Yours truly, New Zealand.
Dear New Zealand,
I have no problem with that. I'd be quite happy if you put my gold on your medal tally, too.
Love, Aussie Jenny.
It's true, Jenny Armstrong really said that.
The girl from Dunedin, who just missed a medal for New Zealand at the 1992 Olympics, admitted she still felt like a Kiwi - even if she had to whisper it. Well, she had to - she and crewmate Belinda Stowell had just become the first women to win a sailing gold medal for Australia.
Funny really, because Stowell is from Zimbabwe. And their coach, Victor Kovalenko, is Russian.
But the Australians were not questioning anyone's place of birth on Thursday.
They were too busy basking in the glow of Australia's first golden day at Rushcutter's Bay, when both their 470 women and men topped the fleet.
It was the first time in 28 years that Australia had won a sailing gold.
The double-handed victories brought up Australia's 50th medal of these Games, the most they have ever won.
Armstrong grabbed an Australian flag as she and Stowell crossed the finish line first yesterday in their dinghy nicknamed the Ugly Duckling. But she didn't look quite right inside a green-and-yellow tracksuit back on land.
Her parents, John and Robyn, had flown from Dunedin to see their daughter win gold for someone else.
There they were, two normally parochial Kiwis - Mum's face painted in green and gold zinc, and Dad wearing a T-shirt emblazoned with "Australia" - cheering from the Australian Yachting Federation boat.
"It was pretty amazing to see Mum and Dad looking like that," Armstrong laughed. "But I'm still a Kiwi at heart.
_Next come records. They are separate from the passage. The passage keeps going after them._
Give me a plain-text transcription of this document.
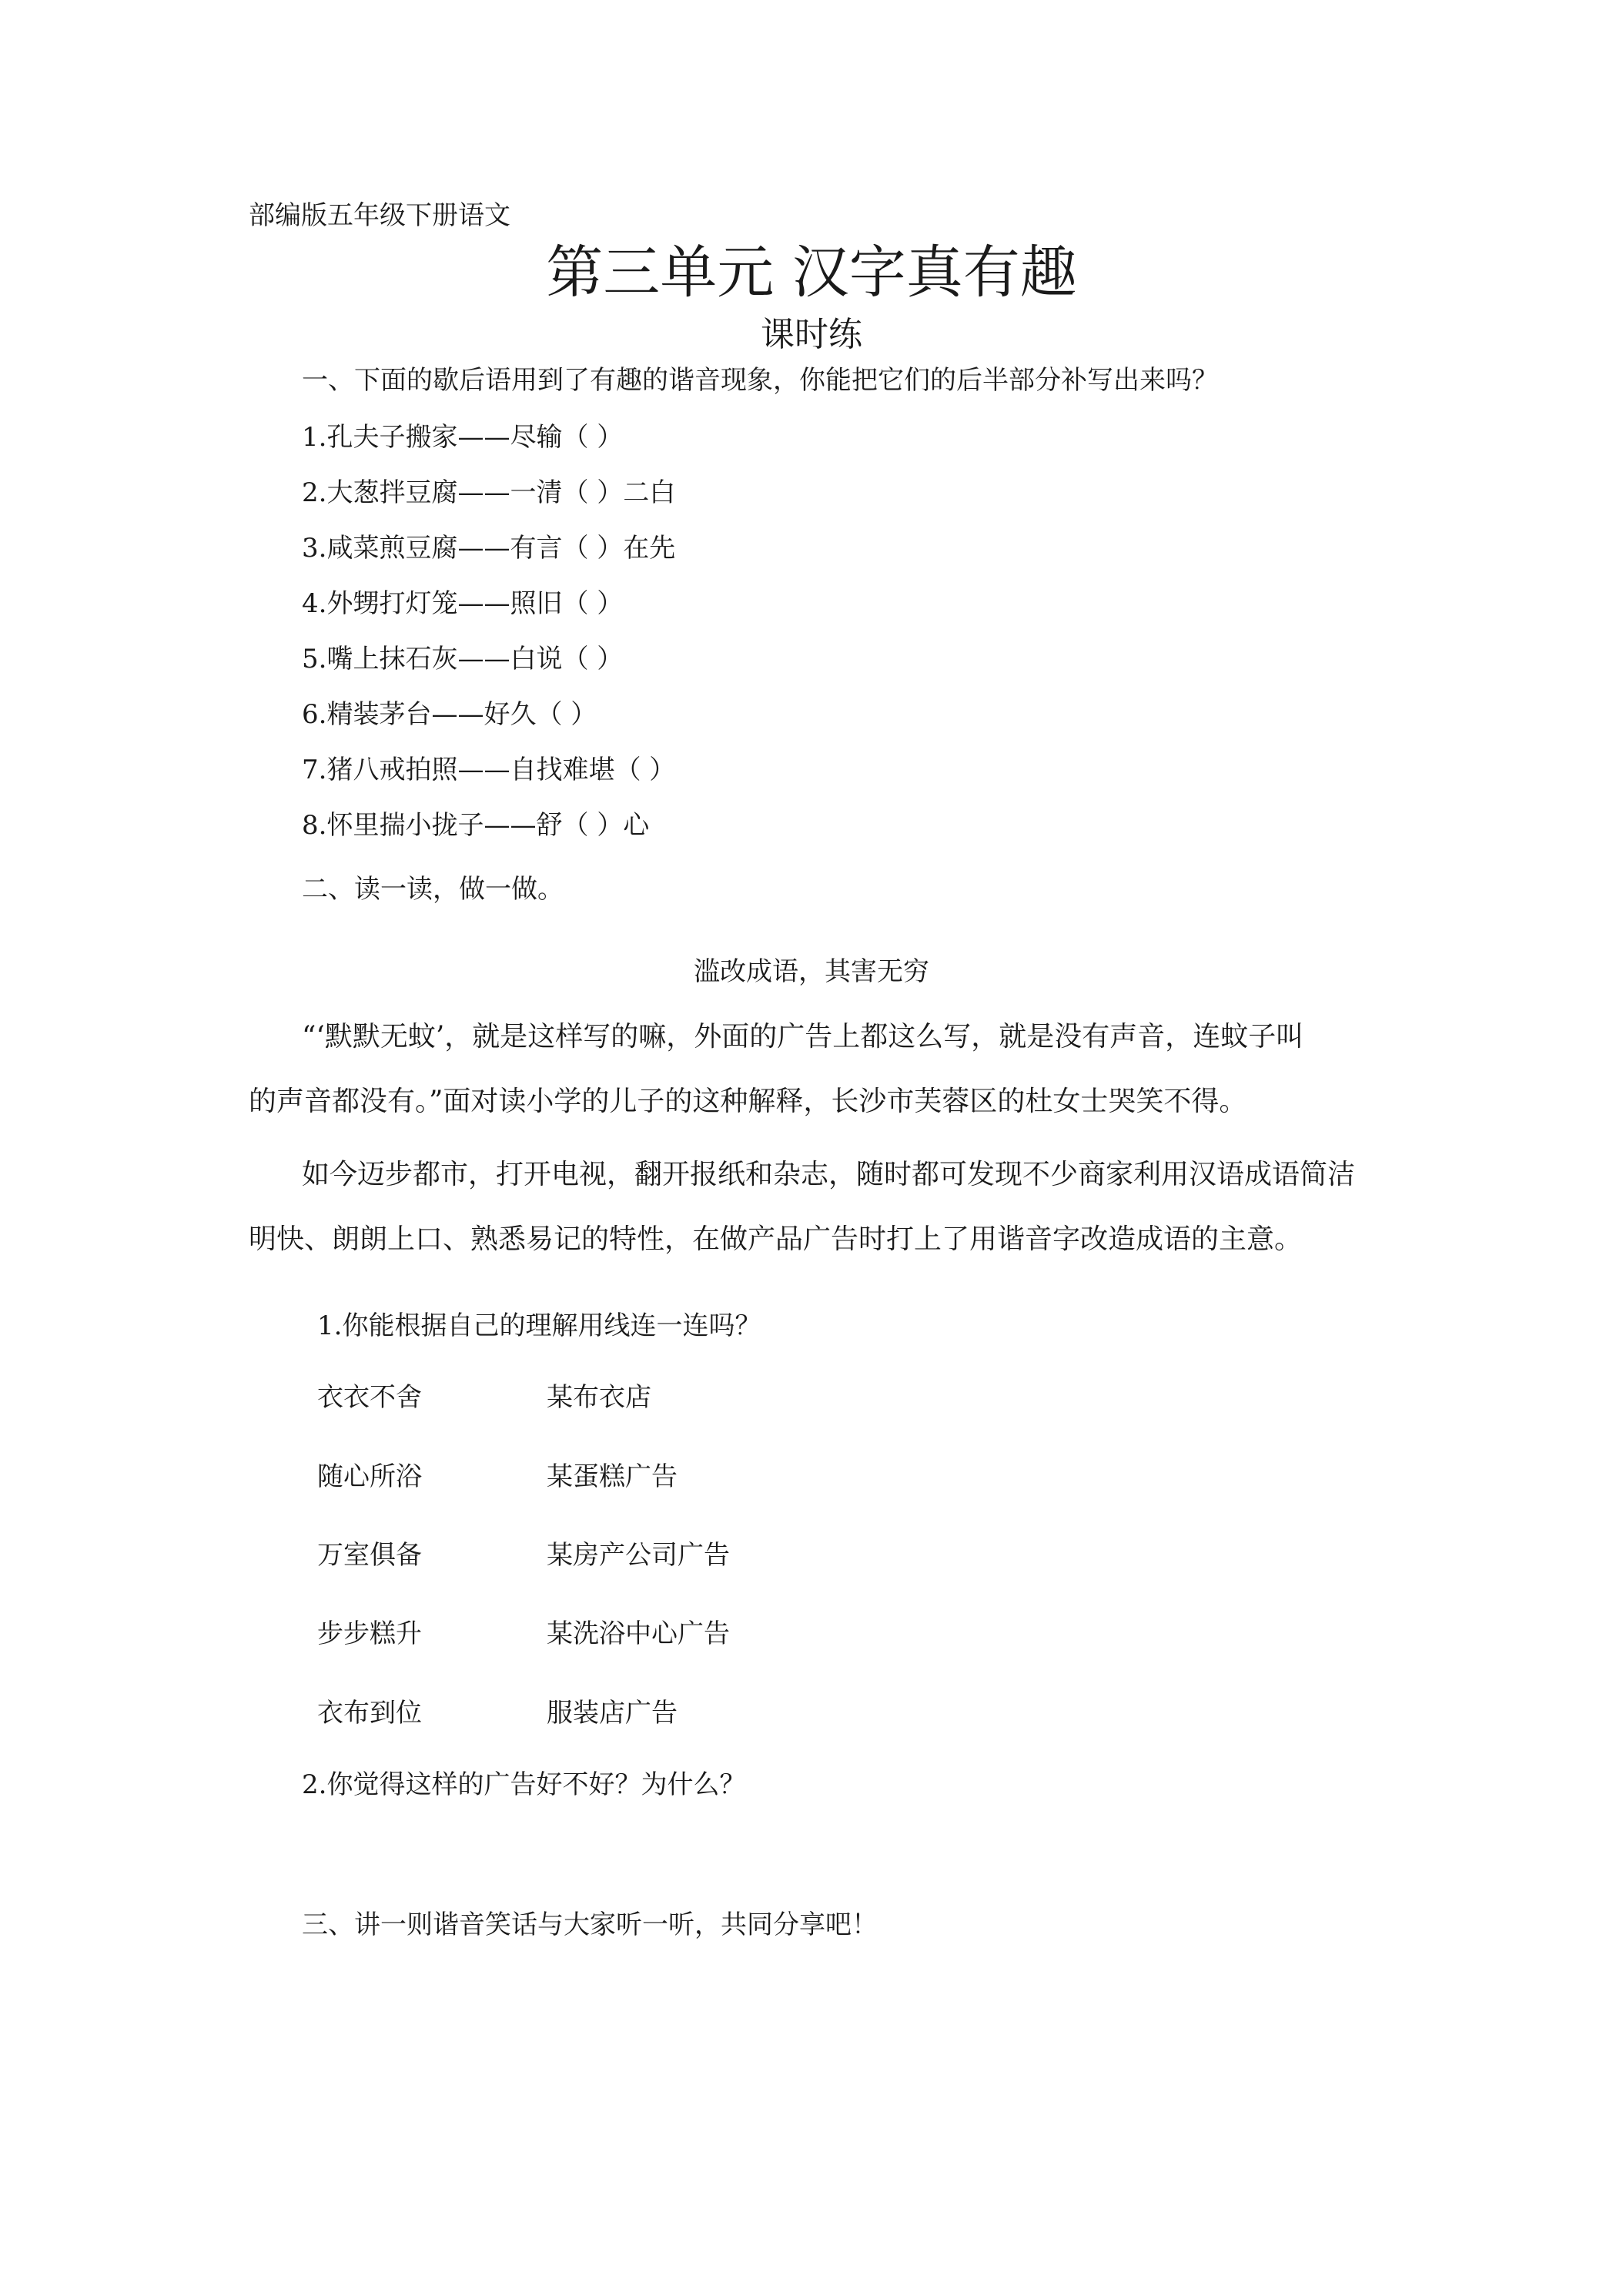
部编版五年级下册语文
第三单元 汉字真有趣
课时练
一、下面的歇后语用到了有趣的谐音现象，你能把它们的后半部分补写出来吗？
1.孔夫子搬家——尽输（ ）
2.大葱拌豆腐——一清（ ）二白
3.咸菜煎豆腐——有言（ ）在先
4.外甥打灯笼——照旧（ ）
5.嘴上抹石灰——白说（ ）
6.精装茅台——好久（ ）
7.猪八戒拍照——自找难堪（ ）
8.怀里揣小拢子——舒（ ）心
二、读一读，做一做。
滥改成语，其害无穷
“‘默默无蚊’，就是这样写的嘛，外面的广告上都这么写，就是没有声音，连蚊子叫
的声音都没有。”面对读小学的儿子的这种解释，长沙市芙蓉区的杜女士哭笑不得。
如今迈步都市，打开电视，翻开报纸和杂志，随时都可发现不少商家利用汉语成语简洁
明快、朗朗上口、熟悉易记的特性，在做产品广告时打上了用谐音字改造成语的主意。
1.你能根据自己的理解用线连一连吗？
衣衣不舍	某布衣店
随心所浴	某蛋糕广告
万室俱备	某房产公司广告
步步糕升	某洗浴中心广告
衣布到位	服装店广告
2.你觉得这样的广告好不好？为什么？
三、讲一则谐音笑话与大家听一听，共同分享吧！
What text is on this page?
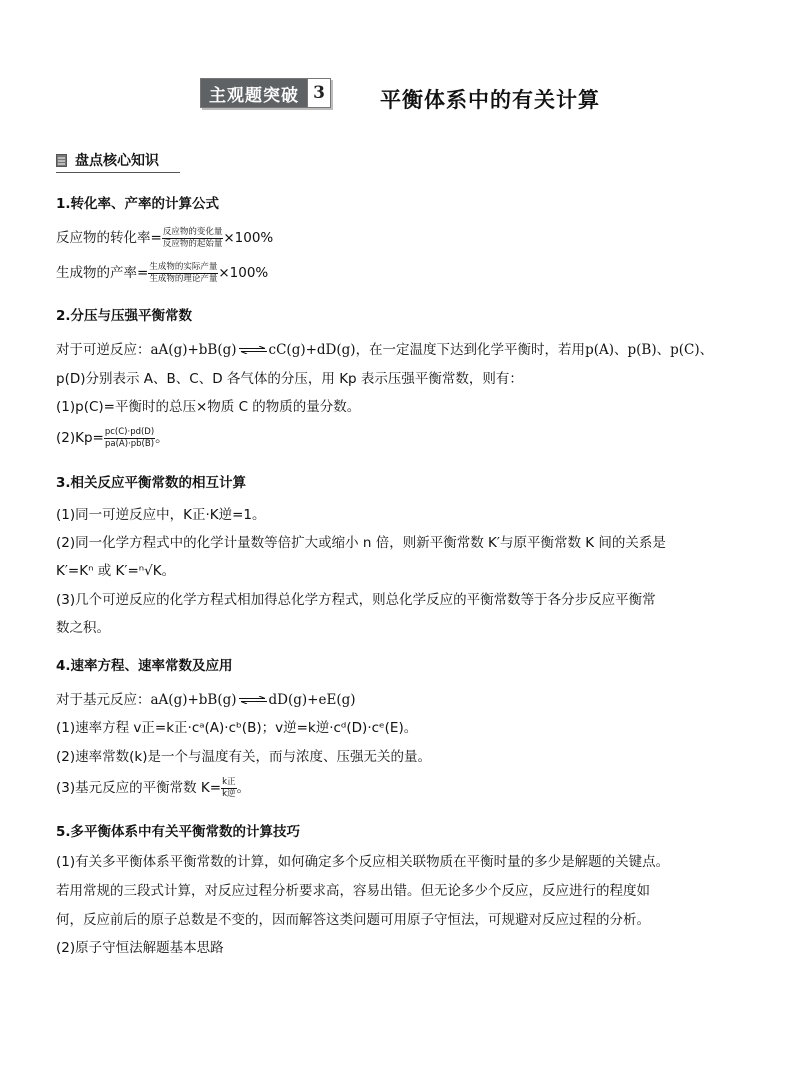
主观题突破 3	平衡体系中的有关计算
盘点核心知识
1.转化率、产率的计算公式
反应物的转化率= $\frac{\text{反应物的变化量}}{\text{反应物的起始量}} \times 100\%$
生成物的产率= $\frac{\text{生成物的实际产量}}{\text{生成物的理论产量}} \times 100\%$
2.分压与压强平衡常数
对于可逆反应：aA(g)+bB(g) ⇌ cC(g)+dD(g)，在一定温度下达到化学平衡时，若用p(A)、p(B)、p(C)、
p(D)分别表示 A、B、C、D 各气体的分压，用 Kp 表示压强平衡常数，则有：
(1)p(C)=平衡时的总压×物质 C 的物质的量分数。
$(2)Kp= \frac{pc(C)\cdot pd(D)}{pa(A)\cdot pb(B)}$ 。
3.相关反应平衡常数的相互计算
(1)同一可逆反应中，K正·K逆=1。
(2)同一化学方程式中的化学计量数等倍扩大或缩小 n 倍，则新平衡常数 K′与原平衡常数 K 间的关系是
K′=Kⁿ 或 K′=ⁿ√K。
(3)几个可逆反应的化学方程式相加得总化学方程式，则总化学反应的平衡常数等于各分步反应平衡常
数之积。
4.速率方程、速率常数及应用
对于基元反应：aA(g)+bB(g) ⇌ dD(g)+eE(g)
(1)速率方程 v正=k正·cᵃ(A)·cᵇ(B)；v逆=k逆·cᵈ(D)·cᵉ(E)。
(2)速率常数(k)是一个与温度有关，而与浓度、压强无关的量。
(3)基元反应的平衡常数 $K= \frac{\text{k正}}{\text{k逆}}$ 。
5.多平衡体系中有关平衡常数的计算技巧
(1)有关多平衡体系平衡常数的计算，如何确定多个反应相关联物质在平衡时量的多少是解题的关键点。
若用常规的三段式计算，对反应过程分析要求高，容易出错。但无论多少个反应，反应进行的程度如
何，反应前后的原子总数是不变的，因而解答这类问题可用原子守恒法，可规避对反应过程的分析。
(2)原子守恒法解题基本思路
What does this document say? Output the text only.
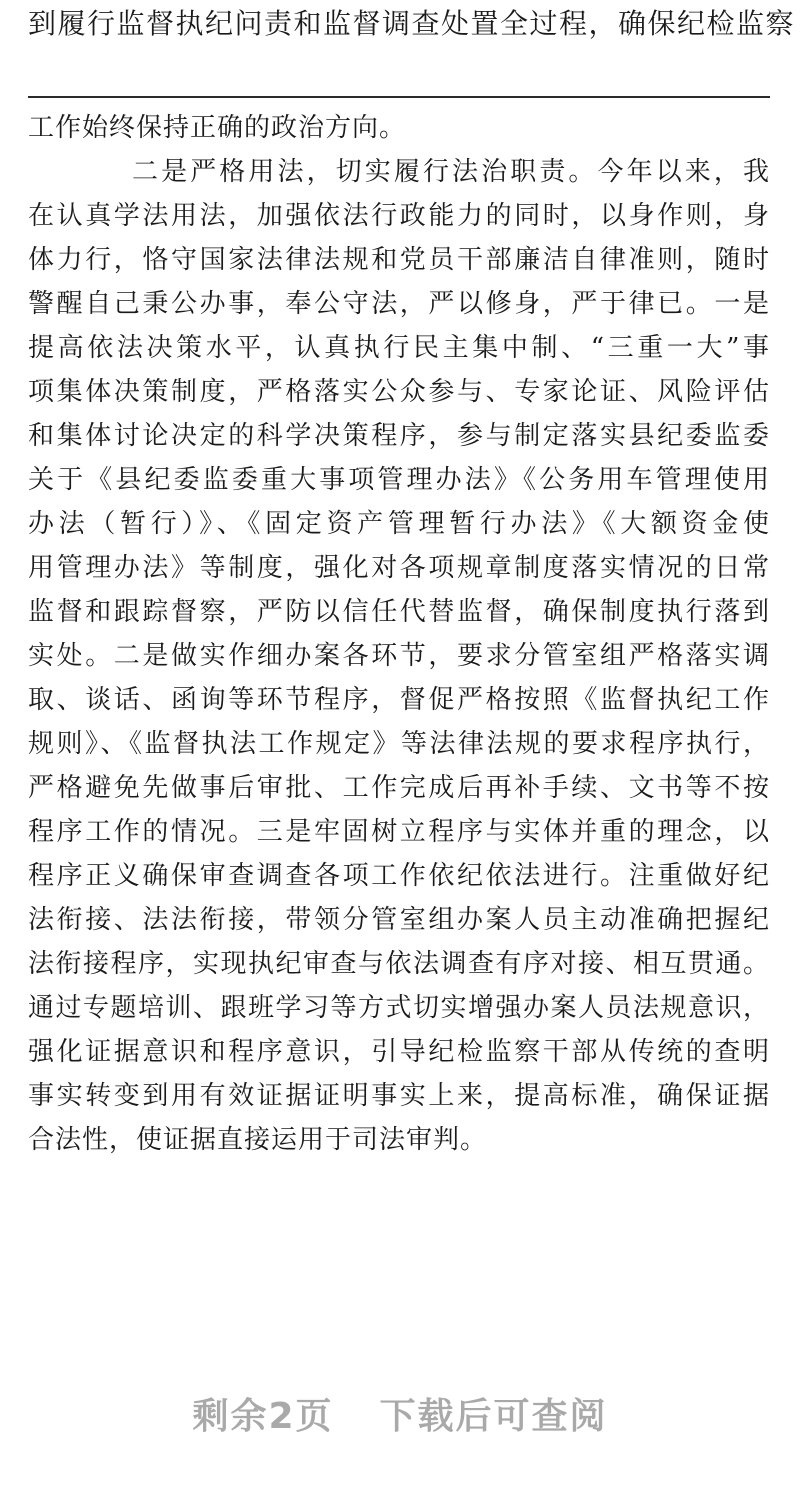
到履行监督执纪问责和监督调查处置全过程，确保纪检监察
工作始终保持正确的政治方向。
二是严格用法，切实履行法治职责。今年以来，我
在认真学法用法，加强依法行政能力的同时，以身作则，身
体力行，恪守国家法律法规和党员干部廉洁自律准则，随时
警醒自己秉公办事，奉公守法，严以修身，严于律已。一是
提高依法决策水平，认真执行民主集中制、“三重一大”事
项集体决策制度，严格落实公众参与、专家论证、风险评估
和集体讨论决定的科学决策程序，参与制定落实县纪委监委
关于《县纪委监委重大事项管理办法》《公务用车管理使用
办法（暂行）》、《固定资产管理暂行办法》《大额资金使
用管理办法》等制度，强化对各项规章制度落实情况的日常
监督和跟踪督察，严防以信任代替监督，确保制度执行落到
实处。二是做实作细办案各环节，要求分管室组严格落实调
取、谈话、函询等环节程序，督促严格按照《监督执纪工作
规则》、《监督执法工作规定》等法律法规的要求程序执行，
严格避免先做事后审批、工作完成后再补手续、文书等不按
程序工作的情况。三是牢固树立程序与实体并重的理念，以
程序正义确保审查调查各项工作依纪依法进行。注重做好纪
法衔接、法法衔接，带领分管室组办案人员主动准确把握纪
法衔接程序，实现执纪审查与依法调查有序对接、相互贯通。
通过专题培训、跟班学习等方式切实增强办案人员法规意识，
强化证据意识和程序意识，引导纪检监察干部从传统的查明
事实转变到用有效证据证明事实上来，提高标准，确保证据
合法性，使证据直接运用于司法审判。
剩余2页 下载后可查阅
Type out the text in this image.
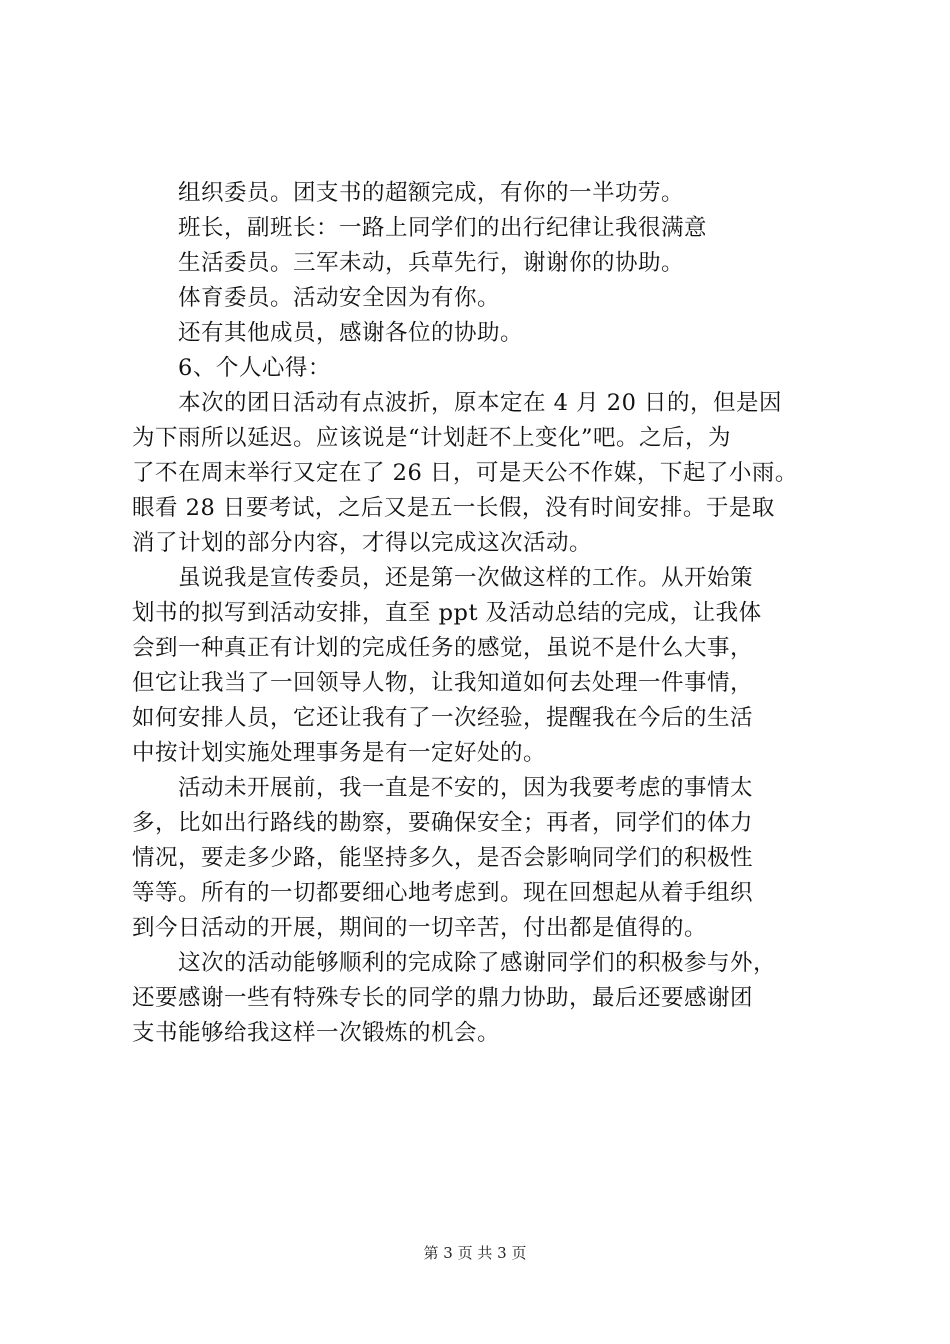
组织委员。团支书的超额完成，有你的一半功劳。
班长，副班长：一路上同学们的出行纪律让我很满意
生活委员。三军未动，兵草先行，谢谢你的协助。
体育委员。活动安全因为有你。
还有其他成员，感谢各位的协助。
6、个人心得：
本次的团日活动有点波折，原本定在 4 月 20 日的，但是因
为下雨所以延迟。应该说是“计划赶不上变化”吧。之后，为
了不在周末举行又定在了 26 日，可是天公不作媒，下起了小雨。
眼看 28 日要考试，之后又是五一长假，没有时间安排。于是取
消了计划的部分内容，才得以完成这次活动。
虽说我是宣传委员，还是第一次做这样的工作。从开始策
划书的拟写到活动安排，直至 ppt 及活动总结的完成，让我体
会到一种真正有计划的完成任务的感觉，虽说不是什么大事，
但它让我当了一回领导人物，让我知道如何去处理一件事情，
如何安排人员，它还让我有了一次经验，提醒我在今后的生活
中按计划实施处理事务是有一定好处的。
活动未开展前，我一直是不安的，因为我要考虑的事情太
多，比如出行路线的勘察，要确保安全；再者，同学们的体力
情况，要走多少路，能坚持多久，是否会影响同学们的积极性
等等。所有的一切都要细心地考虑到。现在回想起从着手组织
到今日活动的开展，期间的一切辛苦，付出都是值得的。
这次的活动能够顺利的完成除了感谢同学们的积极参与外，
还要感谢一些有特殊专长的同学的鼎力协助，最后还要感谢团
支书能够给我这样一次锻炼的机会。
第 3 页 共 3 页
Changing countries was a big decision for me - I didn't take it lightly.
"But I don't regret it at all."
As a true blue Kiwi, Armstrong finished fourth at the Barcelona Olympics in the Europe dinghy.
She moved to Sydney four years ago, when her Scandinavian husband, Erik Stibbe, got a job coaching the Australian Olympic solo dinghy sailors.
She met Stowell when she joined Elle Racing, the all-women's round-the-world race campaign that never left the dock. They struck up a friendship and a sailing partnership and decided to become Australians.
"The opportunity to sail with Belinda was too good. It's hard to find a good crew in a double-handed boat," Armstrong said.
Now that she is an Olympic champion, Armstrong has decided to stay an Aussie and go back to her job at the Sydney Visitors Bureau. "It's such a crack-up. Here's me 'the local', telling tourists where to go."
The two women sailing under the New Zealand flag, Melinda Henshaw and Jenny Egnot, suffered their final humiliation on Thursday after a heartbreaking week.
Halfway through the race they were seventh, but they were thrown into the harbour when their boat capsized.
Once gold medal contenders, the Kiwis finished the regatta 11th.
The Kiwi men, Simon Cooke and Peter Nicholas, were content to lift their overall standing to seventh on the final day.